The oldest atomic bomb in the U.S. arsenal desperately needs to be upgraded before its aging electronics go bad early in the next decade, the head of the Offutt-based U.S. Strategic Command says/.../

The plan pitched by the National Nuclear Security Administration, which manages the country's nuclear stockpile, would do more than just replace obsolete parts of the B61.

It also would add certain security features that backers say would make the bomb safer even if it fell into the wrong hands, although critics contend those features are unnecessary. And it would retrofit the bomb so it could be used with the new F-35 fighter jet.

Significantly, it would add a guided tail kit that would turn the B61 from a gravity-dependent “dumb” bomb into a “smart” one that could be aimed more precisely at a target.
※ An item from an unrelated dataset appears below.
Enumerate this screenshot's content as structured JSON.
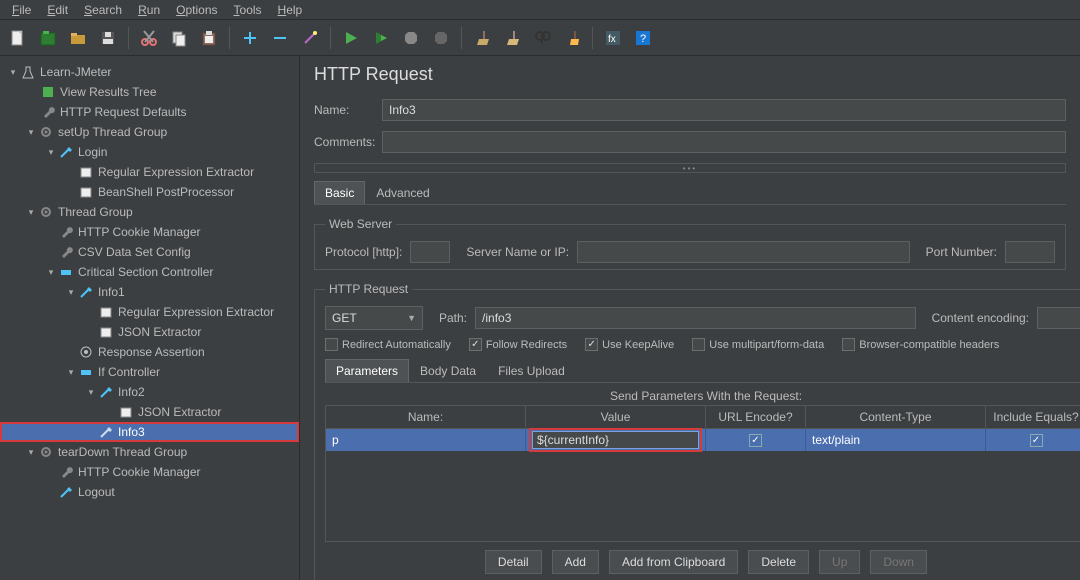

“The big plus to the ­(B61-)12 is the additional precision guidance,” said Barry Watts, a retired Air Force officer who is now a senior fellow at the nonpartisan Center for Strategic and Budgetary Assessments. “The anti-nuclear groups look at it as a new capability, a new warhead.”

Arms-control advocates have argued the B61-12 upgrade violates Obama's 2010 nuclear strategy, which pledged not to add military capabilities when upgrading nuclear weapons.

The trouble with that strategy, Watts said, is that the U.S. arsenal is full of larger weapons designed for a massive Cold War confrontation with the Soviets. Now, though, the Russians and other nations in the nuclear club are focusing on smaller, tactical weapons designed to take out armies instead of cities.

Watts believes the U.S. emphasis on reducing weapons is misguided.

“If everybody on Earth were following (Obama's) lead, that would be fine,” Watts said. “But most countries are walking in the opposite direction.”